Cependant , l'ambiance a beau lui être favorable, il n'arrive pas à maitriser ses nerfs.
Il perd facilement son calme et réplique sèchement à toute question. Il suspecte la malveillance dans le plus anodin des propos. Il n'arrive plus à se concentrer sur ses dossiers comme avant et prend d'énormes retards. Il commence à irriter ses collaborateurs et inquiète ses supérieurs.
Chez lui l'atmosphère est lourde, il ne sourit plus à ses enfants, rabroue à tout bout de champ son épouse. Il expédie ses dîners en famille, se retire plus tôt dans sa chambre et ne traîne plus à la maison, au réveil. Il est sur le point de perdre le contrôle de sa vie et d'aller soulager sa conscience en avouant tout à son chef, quand sa femme, pressentant l'orage, le met en garde contre tout faux pas. Il n'a pas le droit d'entraîner dans sa chute, sa progéniture. Pour eux, pour elle il doit résister.Elle lui propose l'aide d'une femme de sa connaissance qui a œuvré à la solution de problèmes bien plus épineux. Sa compétence est plus qu'éprouvée. Elle a toujours une combine pour sortir ses «clients» du pétrin. La dame en question, reçue avec les égards qu'impose l'espoir mis dans sa «science» est rapidement mise au courant des faits et des attentes du couple.
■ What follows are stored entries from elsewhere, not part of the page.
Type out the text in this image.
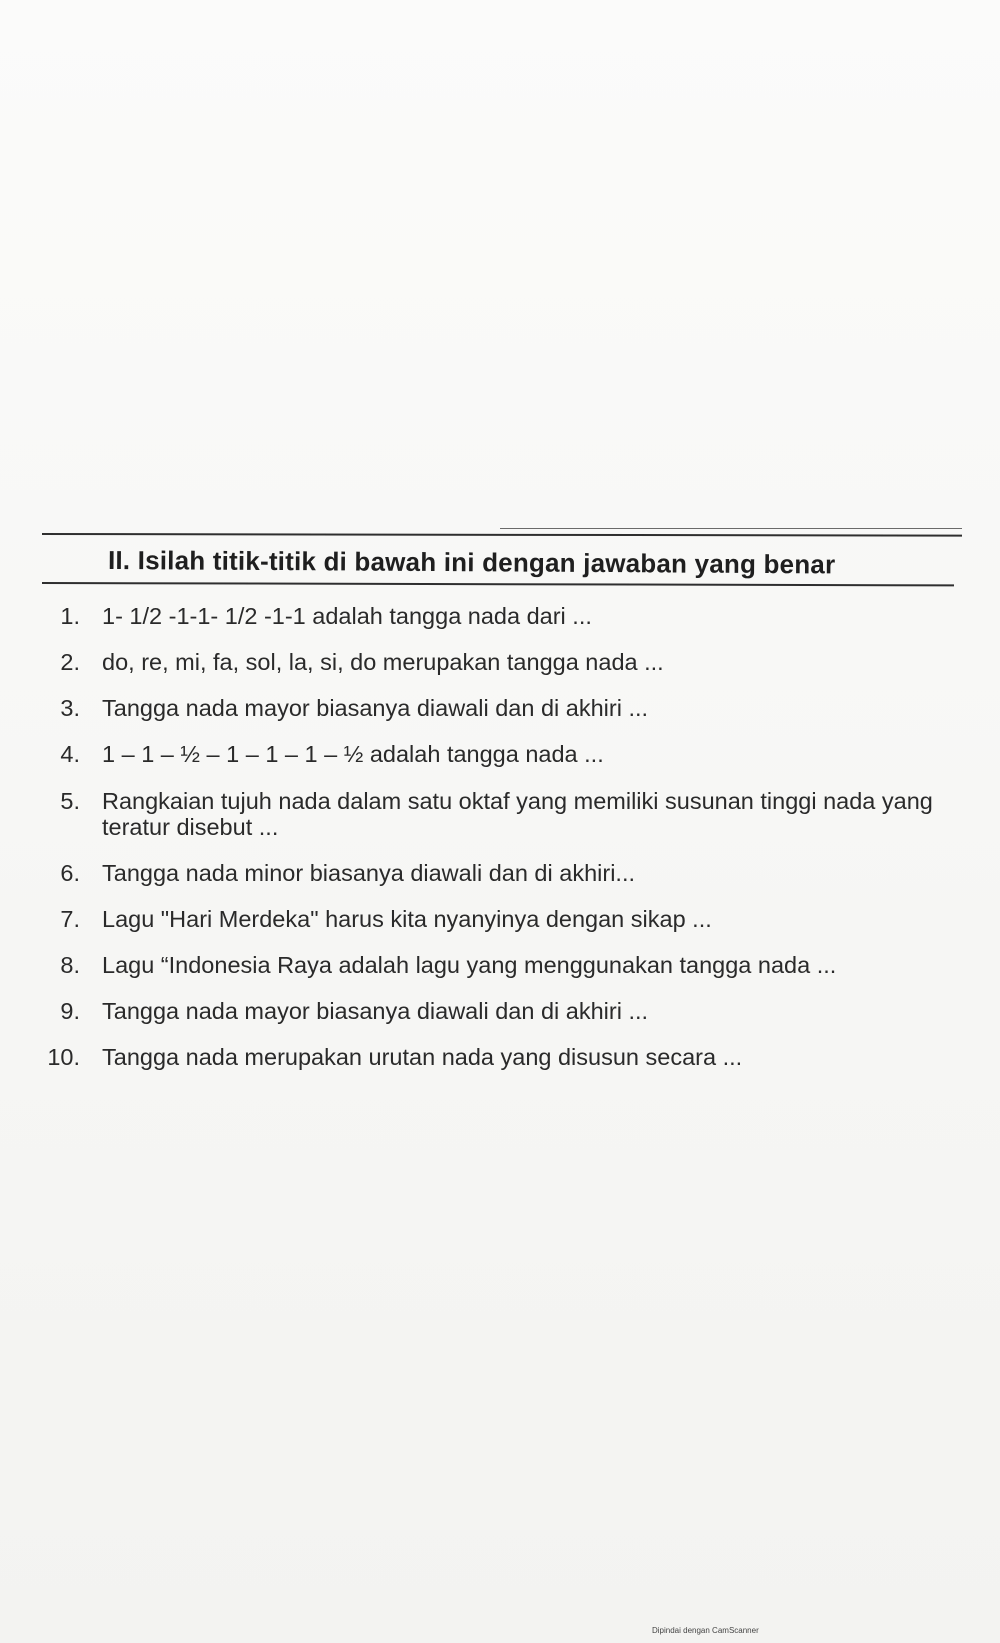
II. Isilah titik-titik di bawah ini dengan jawaban yang benar
1. 1- 1/2 -1-1- 1/2 -1-1 adalah tangga nada dari ...
2. do, re, mi, fa, sol, la, si, do merupakan tangga nada ...
3. Tangga nada mayor biasanya diawali dan di akhiri ...
4. 1 – 1 – ½ – 1 – 1 – 1 – ½ adalah tangga nada ...
5. Rangkaian tujuh nada dalam satu oktaf yang memiliki susunan tinggi nada yang teratur disebut ...
6. Tangga nada minor biasanya diawali dan di akhiri...
7. Lagu "Hari Merdeka" harus kita nyanyinya dengan sikap ...
8. Lagu “Indonesia Raya adalah lagu yang menggunakan tangga nada ...
9. Tangga nada mayor biasanya diawali dan di akhiri ...
10. Tangga nada merupakan urutan nada yang disusun secara ...
Dipindai dengan CamScanner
Après un bref silence, la conseillère des causes perdues expose le plan qu'elle a échafaudé depuis qu'elle a pris connaissance du cas. De par sa «vocation» , elle reçoit les informations bien avant le commun des mortels.
Dès le lendemain le plan est mis à exécution. Il faut neutraliser le Chef en le mettant dans une situation délicate. Un agent de «l'experte» fait le guet dans la rue où réside le Chef de l'Institution et dès que celui-ci quitte son domicile, le guetteur s'y rend, avec de précieux présents déjà en sa possession. Il les livre à la femme du Chef lui laissant entendre que la livraison se fait avec l'assentiment de son époux. L'opération se répète quatre ou cinq fois durant les jours qui précédent la date de l'audition.
Mais l'ultime fois, la livraison est de taille, une rivière de pierres précieuses, tellement éblouissante que la maîtresse de maison ne résiste pas à la tentation de la mettre autour du cou pour accueillir son mari, à son retour du travail.
Son compagnon, loin d'être charmé, est surpris et l'interroge sur la provenance du bijou. Il apprend, à son grand étonnement, que c'est le dernier colis livré après les tapis et l'argenterie et que toute la famille apprécie son intérêt soudain pour le renouvellement des équipements de la maison.
Pressentant le coup fourré il se tait se promettant de s'occuper de cette étrange affaire aussitôt bouclée l'audition qu'il doit mener le lendemain.
Le jour fatidique, le «soupçonné» se présente à son supérieur léger et rassuré. Et, avant même que le supérieur ne pose sa première question il prend la parole : «Je vais vous éviter toute perte de temps en reconnaissant, tout de suite, que la faute qui m'est reprochée est tout à fait établie. Mais je tiens à préciser que j'en suis à la fois coupable et victime, car tout s'est déroulé à mon insu. J'ai tout simplement manqué de vigilance comme vous d'ailleurs». Le Chef sursaute et manquant s'étrangler, s'écrie «comment moi ?».
Son interlocuteur lui tend le combiné du téléphone et lui suggère de poser la question, plutôt, à son épouse.
Faisant tout de suite le lien avec les fameuses livraisons, il repousse le téléphone, referme le dossier ouvert devant lui et fait signe au «convoqué» de quitter les lieux. Il y'a non lieu.